ML-OT is a toolbox to apply different algorithms and analyses on network data.

  1. Different options for experiments can be set with the commandline and easily reproduced. The Open source project Hydra from facebook research provides this functionality.
  2. Datasets made by different parsers for network data are supported f.e. tshark, nProbe.
  3. Automatic evaluation and analyses o.a. statistics, explainable AI, ..

Installation

Install pytorch with instructions from official website https://pytorch.org/get-started/locally/ This depends on specific operating system, hardware and software.

pip install torch --extra-index-url https://download.pytorch.org/whl/cu116

Install remaining libraries of the requirements file.

pip install -r requirements.txt

This command turns on tab completion for hydra.

eval "$(python main.py -sc install=bash)"

When you make use of an virtual environment you can add this command to the activation script. This will automatically activate tab completion when entering your virtual environment. Use the absolute pad to the main.py script.

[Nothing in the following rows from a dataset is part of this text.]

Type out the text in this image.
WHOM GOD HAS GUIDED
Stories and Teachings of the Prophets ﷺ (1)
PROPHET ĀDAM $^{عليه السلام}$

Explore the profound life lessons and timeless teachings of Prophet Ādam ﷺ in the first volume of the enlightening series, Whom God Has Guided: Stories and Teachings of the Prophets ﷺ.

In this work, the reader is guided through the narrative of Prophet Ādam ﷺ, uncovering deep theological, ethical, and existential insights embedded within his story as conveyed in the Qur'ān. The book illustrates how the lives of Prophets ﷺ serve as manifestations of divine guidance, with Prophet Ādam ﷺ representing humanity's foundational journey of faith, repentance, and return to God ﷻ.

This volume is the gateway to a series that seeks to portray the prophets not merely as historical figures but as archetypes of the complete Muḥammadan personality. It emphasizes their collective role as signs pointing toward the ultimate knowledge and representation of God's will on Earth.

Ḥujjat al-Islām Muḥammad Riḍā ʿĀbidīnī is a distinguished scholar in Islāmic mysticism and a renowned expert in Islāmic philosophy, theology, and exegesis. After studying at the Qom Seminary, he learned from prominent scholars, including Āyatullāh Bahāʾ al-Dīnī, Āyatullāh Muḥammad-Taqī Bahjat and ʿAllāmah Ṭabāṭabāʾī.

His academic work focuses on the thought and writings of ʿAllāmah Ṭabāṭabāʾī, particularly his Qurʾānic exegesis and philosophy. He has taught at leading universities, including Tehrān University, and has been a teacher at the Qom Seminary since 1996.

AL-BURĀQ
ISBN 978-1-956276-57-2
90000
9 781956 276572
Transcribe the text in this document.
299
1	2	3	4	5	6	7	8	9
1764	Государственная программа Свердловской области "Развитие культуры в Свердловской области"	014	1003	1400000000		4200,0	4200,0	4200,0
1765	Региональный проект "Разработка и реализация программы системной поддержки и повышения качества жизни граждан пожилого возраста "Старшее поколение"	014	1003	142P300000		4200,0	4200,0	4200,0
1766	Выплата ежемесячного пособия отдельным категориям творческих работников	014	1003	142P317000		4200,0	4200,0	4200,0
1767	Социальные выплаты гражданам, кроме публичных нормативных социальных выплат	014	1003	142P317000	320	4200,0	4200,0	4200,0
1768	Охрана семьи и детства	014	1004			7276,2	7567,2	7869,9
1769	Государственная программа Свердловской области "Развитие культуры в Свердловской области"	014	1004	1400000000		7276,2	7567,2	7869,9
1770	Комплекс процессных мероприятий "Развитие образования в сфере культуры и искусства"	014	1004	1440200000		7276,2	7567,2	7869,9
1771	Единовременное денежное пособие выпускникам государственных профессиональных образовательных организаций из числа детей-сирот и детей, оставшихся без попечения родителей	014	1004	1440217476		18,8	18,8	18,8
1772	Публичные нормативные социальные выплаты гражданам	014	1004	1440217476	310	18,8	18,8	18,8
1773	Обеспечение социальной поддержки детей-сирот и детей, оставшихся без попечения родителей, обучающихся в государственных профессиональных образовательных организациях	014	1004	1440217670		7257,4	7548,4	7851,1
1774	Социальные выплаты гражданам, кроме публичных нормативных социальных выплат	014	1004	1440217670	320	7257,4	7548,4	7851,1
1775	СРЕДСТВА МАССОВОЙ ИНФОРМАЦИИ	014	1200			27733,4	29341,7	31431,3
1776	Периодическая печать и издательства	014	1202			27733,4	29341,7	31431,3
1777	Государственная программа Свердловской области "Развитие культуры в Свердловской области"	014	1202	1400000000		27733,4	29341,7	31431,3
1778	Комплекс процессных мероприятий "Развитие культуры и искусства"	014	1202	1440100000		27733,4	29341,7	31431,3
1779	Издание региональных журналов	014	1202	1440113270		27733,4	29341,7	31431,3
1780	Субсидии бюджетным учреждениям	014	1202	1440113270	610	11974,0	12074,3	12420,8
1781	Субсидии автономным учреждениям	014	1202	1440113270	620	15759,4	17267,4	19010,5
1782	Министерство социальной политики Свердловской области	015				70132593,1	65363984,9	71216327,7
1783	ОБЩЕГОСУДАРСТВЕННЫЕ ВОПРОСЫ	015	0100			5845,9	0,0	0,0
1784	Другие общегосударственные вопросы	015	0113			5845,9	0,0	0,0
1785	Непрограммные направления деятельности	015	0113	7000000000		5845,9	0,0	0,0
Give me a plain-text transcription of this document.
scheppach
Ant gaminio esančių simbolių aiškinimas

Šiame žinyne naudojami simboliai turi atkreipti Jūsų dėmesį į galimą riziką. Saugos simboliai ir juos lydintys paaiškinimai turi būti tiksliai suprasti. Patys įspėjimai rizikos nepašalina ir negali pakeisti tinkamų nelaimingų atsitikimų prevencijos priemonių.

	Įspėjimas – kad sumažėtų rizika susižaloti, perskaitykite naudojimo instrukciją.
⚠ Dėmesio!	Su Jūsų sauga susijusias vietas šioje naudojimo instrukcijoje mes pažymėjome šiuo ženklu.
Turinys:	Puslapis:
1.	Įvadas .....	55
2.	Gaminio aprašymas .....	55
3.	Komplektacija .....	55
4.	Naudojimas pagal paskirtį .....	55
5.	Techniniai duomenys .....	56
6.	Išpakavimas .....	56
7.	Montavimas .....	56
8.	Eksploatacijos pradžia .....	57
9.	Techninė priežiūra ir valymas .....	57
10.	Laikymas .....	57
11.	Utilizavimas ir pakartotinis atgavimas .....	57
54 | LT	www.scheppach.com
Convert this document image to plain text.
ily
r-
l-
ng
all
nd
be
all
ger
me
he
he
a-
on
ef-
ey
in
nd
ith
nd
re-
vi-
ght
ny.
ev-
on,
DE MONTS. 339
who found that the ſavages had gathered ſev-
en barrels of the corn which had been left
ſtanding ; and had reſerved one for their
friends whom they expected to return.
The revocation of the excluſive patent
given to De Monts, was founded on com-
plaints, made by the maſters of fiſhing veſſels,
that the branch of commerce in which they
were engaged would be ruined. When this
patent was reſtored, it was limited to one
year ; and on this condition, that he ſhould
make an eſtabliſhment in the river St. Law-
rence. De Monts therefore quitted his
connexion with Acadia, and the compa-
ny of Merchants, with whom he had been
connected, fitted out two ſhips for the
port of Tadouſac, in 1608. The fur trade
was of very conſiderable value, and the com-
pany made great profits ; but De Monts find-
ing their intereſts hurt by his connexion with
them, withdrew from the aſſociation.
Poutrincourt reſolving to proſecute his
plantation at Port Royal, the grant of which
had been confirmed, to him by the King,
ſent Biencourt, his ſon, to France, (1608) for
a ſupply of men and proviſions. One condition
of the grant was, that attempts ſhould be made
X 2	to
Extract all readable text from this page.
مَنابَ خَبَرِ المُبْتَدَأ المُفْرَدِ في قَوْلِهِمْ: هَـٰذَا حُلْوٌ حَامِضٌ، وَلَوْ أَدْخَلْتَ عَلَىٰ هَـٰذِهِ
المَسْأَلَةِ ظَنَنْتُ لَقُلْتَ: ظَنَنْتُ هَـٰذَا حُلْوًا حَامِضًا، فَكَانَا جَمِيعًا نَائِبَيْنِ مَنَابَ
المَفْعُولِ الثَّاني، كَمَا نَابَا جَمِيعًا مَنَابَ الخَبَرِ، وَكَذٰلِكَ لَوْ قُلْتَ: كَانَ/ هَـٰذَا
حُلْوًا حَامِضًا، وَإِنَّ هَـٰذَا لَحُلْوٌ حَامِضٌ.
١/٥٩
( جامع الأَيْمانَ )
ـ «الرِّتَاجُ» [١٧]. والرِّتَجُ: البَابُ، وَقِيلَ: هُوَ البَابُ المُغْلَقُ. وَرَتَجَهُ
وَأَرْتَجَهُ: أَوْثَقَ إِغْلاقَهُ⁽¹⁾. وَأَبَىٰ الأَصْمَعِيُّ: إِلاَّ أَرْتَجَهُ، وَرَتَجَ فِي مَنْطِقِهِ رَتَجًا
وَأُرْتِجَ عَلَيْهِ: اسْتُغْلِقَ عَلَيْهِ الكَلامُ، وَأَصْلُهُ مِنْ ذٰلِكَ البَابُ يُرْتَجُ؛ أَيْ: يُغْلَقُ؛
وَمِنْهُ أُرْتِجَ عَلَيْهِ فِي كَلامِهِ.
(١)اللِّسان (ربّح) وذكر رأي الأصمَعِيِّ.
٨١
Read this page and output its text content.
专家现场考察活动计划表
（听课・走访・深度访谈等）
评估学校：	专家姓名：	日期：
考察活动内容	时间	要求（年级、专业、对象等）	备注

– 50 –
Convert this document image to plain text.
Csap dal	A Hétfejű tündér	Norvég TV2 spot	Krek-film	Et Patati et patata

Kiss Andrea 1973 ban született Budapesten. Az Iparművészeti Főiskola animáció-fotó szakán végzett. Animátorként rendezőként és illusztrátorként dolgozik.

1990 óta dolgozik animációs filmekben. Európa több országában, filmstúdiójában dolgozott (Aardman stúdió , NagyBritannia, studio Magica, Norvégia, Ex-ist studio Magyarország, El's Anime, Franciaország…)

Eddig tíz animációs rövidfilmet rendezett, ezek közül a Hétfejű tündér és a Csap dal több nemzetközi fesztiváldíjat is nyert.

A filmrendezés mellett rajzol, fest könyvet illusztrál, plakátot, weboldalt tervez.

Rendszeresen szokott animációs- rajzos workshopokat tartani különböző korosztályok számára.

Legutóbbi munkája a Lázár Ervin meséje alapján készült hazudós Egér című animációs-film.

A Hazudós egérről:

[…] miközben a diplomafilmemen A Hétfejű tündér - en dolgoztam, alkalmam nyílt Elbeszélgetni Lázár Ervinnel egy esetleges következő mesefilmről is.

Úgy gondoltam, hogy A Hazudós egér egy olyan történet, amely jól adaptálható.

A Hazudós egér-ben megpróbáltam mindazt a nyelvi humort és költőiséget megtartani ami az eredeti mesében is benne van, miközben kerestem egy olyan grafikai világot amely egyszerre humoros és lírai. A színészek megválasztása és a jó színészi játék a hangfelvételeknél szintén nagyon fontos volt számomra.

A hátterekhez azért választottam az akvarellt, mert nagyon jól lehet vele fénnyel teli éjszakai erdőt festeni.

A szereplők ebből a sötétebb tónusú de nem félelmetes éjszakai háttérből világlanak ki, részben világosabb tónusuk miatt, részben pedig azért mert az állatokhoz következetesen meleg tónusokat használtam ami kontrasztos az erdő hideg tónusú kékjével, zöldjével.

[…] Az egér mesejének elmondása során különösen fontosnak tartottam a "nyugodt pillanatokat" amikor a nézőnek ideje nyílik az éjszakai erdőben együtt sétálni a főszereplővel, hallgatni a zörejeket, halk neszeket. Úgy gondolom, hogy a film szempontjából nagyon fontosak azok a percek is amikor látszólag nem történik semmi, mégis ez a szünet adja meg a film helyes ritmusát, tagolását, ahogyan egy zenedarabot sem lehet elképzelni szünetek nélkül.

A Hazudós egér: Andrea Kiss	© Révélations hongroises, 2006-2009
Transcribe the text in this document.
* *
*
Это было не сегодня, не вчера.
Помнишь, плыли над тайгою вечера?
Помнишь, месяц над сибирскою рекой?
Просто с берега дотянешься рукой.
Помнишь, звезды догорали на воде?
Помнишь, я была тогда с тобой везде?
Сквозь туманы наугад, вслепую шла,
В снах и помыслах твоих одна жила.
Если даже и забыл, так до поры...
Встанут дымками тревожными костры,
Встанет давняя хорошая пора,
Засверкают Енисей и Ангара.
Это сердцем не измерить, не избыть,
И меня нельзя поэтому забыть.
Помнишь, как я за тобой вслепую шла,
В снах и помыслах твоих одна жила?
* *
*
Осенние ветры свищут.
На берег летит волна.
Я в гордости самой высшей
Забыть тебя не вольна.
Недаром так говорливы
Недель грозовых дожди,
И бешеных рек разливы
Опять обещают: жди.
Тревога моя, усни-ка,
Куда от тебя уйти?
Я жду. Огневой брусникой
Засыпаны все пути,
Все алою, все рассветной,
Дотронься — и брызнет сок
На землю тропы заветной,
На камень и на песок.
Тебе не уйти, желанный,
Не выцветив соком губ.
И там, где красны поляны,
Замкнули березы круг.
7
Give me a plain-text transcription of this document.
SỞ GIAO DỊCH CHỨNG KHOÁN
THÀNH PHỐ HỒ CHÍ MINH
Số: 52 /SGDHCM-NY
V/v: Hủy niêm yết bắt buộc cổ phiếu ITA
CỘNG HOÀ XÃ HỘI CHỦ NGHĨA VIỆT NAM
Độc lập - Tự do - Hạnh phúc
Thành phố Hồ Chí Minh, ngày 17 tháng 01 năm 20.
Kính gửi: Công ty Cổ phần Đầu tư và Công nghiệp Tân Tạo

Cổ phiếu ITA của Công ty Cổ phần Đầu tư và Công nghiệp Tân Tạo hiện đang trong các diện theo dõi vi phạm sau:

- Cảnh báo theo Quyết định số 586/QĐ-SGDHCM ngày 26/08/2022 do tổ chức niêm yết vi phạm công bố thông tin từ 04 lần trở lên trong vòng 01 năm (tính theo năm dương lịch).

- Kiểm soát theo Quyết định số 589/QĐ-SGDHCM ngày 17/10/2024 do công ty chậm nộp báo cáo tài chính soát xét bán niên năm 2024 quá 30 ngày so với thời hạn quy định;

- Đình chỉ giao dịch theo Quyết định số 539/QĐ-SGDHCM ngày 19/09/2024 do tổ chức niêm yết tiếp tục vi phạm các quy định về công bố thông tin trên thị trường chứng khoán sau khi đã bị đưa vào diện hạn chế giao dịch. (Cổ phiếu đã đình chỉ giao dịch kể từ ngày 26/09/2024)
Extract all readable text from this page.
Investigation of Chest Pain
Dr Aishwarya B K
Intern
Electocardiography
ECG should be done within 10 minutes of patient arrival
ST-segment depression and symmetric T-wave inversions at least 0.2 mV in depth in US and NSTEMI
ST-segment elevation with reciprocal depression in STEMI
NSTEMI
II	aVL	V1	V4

echo 'eval "$(python <path_main_script> -sc install=bash)"' | tee -a env/bin/activate

Usage

Experiments with terminal

You can smoothly select different options for experiments and tab completion is enabled. This recording is a short showcase of some simple experiments. asciicast

Using this procedure you can explore the different configurations. To apply one or more algorithms for one or more datasets add the --multirun arg to the command:

python main.py --multirun dataset=tshark,nprobe model=randomforest,XGB

You can also do a grid search or sweep on a single algorithm:

python main.py --multirun dataset=tshark model=randomforest model.n_estimators=2,5,10 model.max_depth=5,10,20

To perform a smarter hyperparameter search make use of hp_search.py:

python hp_search.py --multirun dataset=tshark model=randomforest 'model.n_estimators=range(10,200)' 'model.max_depth=range(5,20)'

This will make use of the nevergrad plugin for hydra to search the parameter space and returns the parameter with the best average f1-score. You can find more information on how to use nevergrad here

Experiments through config

Hydra uses a collection of config files in the background for the tab completion in terminal. The config files can be adapted directly to have more extended control over the experiment.

The configs directory contains three important subdirectories:

  1. dataset, contains the different options for datasets such as test size, data directory and whether labels should be binary or multi-class.
  2. model, contains the different hyperparameters.
  3. analysis, contains the different functions to apply after training for each model.

Note that there are two types of models: classification and anomaly. Anomaly can only handle binary labels and classification can handle both binary and multi-class labels.

To adapt the parameter search space used by the hp_search.py script adapt the config file configs/hydra/sweeper/hyperparam_search.yaml. The default options here are for a randomforest model with the number of trees between 10 and 150.

parametrization:
    model : randomforest
    model.n_estimators:
        lower: 10
        upper: 150
        integer: True

You can also create a new config file, f.e. my_search_space, under the same directory and adapt the top level config file configs/config_hpsearch.yaml to:

defaults:
    - _self_
    - dataset: tshark
    - model: randomforest
    - override hydra/sweeper: my_search_space  

This way you can maintain different experiments easily.

Outputs

In the outputs directory you can find results of experiments with a single option of configs.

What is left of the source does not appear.